Roger Frisby was a Franciscan priest who attended the University but later embroiled himself in politics and was hanged for treason in 1402. Richard Milde was vicar of St Clement’s in the 1350s, and Hugh de Gundrede was a thief who spent time in Cambridge Gaol in the 1330s.

There was indeed an election for the post of Chancellor around 1360. This position had been held by Richard Lyng in 1339, 1345–1346 and 1351–1352. Lyng actually died in 1355. By March 1359, William Tynkell had stopped being Chancellor, and went on to an ecclesiastical career before his death in 1370. Thomas Suttone became Chancellor in March 1359, and was heavily involved in expanding Michaelhouse’s holdings. He died in 1384.

John Sheppey, Bishop of Rochester, died in 1360. He was succeeded by the Benedictine William Whittlesey, who had been Master of Peterhouse.

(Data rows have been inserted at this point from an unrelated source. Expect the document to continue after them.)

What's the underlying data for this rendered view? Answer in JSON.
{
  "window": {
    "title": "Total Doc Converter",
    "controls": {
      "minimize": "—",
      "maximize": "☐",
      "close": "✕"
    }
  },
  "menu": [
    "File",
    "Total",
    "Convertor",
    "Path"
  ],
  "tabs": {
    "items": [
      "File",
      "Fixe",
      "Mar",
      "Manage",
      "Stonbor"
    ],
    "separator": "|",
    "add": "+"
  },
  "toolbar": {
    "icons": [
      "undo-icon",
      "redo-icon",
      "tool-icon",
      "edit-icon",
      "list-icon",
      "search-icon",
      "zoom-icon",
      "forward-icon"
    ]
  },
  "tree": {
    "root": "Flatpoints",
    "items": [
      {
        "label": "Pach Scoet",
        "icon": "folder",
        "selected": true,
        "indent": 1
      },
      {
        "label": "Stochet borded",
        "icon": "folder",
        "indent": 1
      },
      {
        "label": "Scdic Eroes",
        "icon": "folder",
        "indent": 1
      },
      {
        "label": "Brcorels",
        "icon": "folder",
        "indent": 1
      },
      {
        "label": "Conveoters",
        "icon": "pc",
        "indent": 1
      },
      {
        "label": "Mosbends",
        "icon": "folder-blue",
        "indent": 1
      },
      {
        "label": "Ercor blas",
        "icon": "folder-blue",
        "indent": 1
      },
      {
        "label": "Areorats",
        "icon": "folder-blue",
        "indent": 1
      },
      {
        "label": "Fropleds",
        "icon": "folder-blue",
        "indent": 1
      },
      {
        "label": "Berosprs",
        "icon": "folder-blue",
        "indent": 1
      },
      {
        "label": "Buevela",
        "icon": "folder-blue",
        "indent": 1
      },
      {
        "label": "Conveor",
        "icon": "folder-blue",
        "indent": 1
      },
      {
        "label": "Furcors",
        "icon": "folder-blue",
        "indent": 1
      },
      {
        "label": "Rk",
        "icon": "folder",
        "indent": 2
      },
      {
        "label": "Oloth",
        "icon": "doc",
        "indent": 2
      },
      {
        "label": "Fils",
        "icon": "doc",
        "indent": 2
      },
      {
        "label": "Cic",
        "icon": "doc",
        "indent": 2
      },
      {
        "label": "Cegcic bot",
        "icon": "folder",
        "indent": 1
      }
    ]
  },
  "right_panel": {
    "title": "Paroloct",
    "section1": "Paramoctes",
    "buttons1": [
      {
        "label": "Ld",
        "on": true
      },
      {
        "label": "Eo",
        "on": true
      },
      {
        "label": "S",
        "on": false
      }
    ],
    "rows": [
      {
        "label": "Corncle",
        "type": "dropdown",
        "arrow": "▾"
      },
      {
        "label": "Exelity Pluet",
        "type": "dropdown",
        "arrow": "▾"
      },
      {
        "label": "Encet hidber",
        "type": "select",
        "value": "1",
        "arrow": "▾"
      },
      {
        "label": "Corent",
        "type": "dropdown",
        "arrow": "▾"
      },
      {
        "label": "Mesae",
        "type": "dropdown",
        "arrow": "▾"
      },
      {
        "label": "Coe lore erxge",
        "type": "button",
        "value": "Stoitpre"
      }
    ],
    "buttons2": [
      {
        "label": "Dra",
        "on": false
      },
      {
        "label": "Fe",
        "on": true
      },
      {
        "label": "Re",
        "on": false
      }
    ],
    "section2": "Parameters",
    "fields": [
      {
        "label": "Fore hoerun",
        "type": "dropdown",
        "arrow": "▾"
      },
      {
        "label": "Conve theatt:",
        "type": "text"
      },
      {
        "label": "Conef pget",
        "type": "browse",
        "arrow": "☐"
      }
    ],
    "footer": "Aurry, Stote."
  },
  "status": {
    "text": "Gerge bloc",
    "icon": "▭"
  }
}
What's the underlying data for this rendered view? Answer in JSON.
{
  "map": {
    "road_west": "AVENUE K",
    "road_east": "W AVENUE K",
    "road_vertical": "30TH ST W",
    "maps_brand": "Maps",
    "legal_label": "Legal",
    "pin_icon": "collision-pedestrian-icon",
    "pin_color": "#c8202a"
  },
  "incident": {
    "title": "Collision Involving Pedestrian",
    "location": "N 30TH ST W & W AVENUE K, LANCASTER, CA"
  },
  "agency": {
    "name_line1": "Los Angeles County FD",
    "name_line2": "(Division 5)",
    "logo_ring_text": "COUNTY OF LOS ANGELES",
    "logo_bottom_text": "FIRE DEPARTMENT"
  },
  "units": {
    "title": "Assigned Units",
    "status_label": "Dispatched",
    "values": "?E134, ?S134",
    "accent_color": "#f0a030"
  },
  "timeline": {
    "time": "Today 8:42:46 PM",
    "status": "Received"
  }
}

Whittlesey was related to Archbishop Islip, which may explain his meteoric rise. He stayed at Rochester for two years before becoming Bishop of Worcester, and eventually succeeded his uncle as Archbishop of Canterbury in 1368. He died six years later, and left his law books to Peterhouse.

Sir John Moleyns was a flamboyant character, who rose from obscure beginnings to embroil himself in all manner of trouble; his entry in the Oxford New Dictionary of National Biography lists him as ‘administrator and criminal’. He married Egidia in the 1320s, and promptly murdered her uncle Peter Poges, so that she would inherit his estates. The manor of Stoke Poges then became the centre of Moleyns’ power. He was a lawyer, and avoided a murder conviction by picking his own jury. His partner in crime was fellow Justice of the Common Bench, John Inge.

Moleyns was later accused of treason, and was obliged to flee to France. He returned to favour in 1346 by joining the Crécy campaign, but it was not long before he was in trouble again. He had been appointed Queen’s Steward but by 1357 he had blotted his copy book by indulging in robbery, cattle rustling, horse theft, burglary and harbouring felons. He was found guilty and imprisoned in Windsor Castle. He was later taken to Nottingham, and then Cambridge, where he probably died in 1360. Egidia was pardoned shortly afterwards, and the estates that had been confiscated were returned to her. She died seven years later.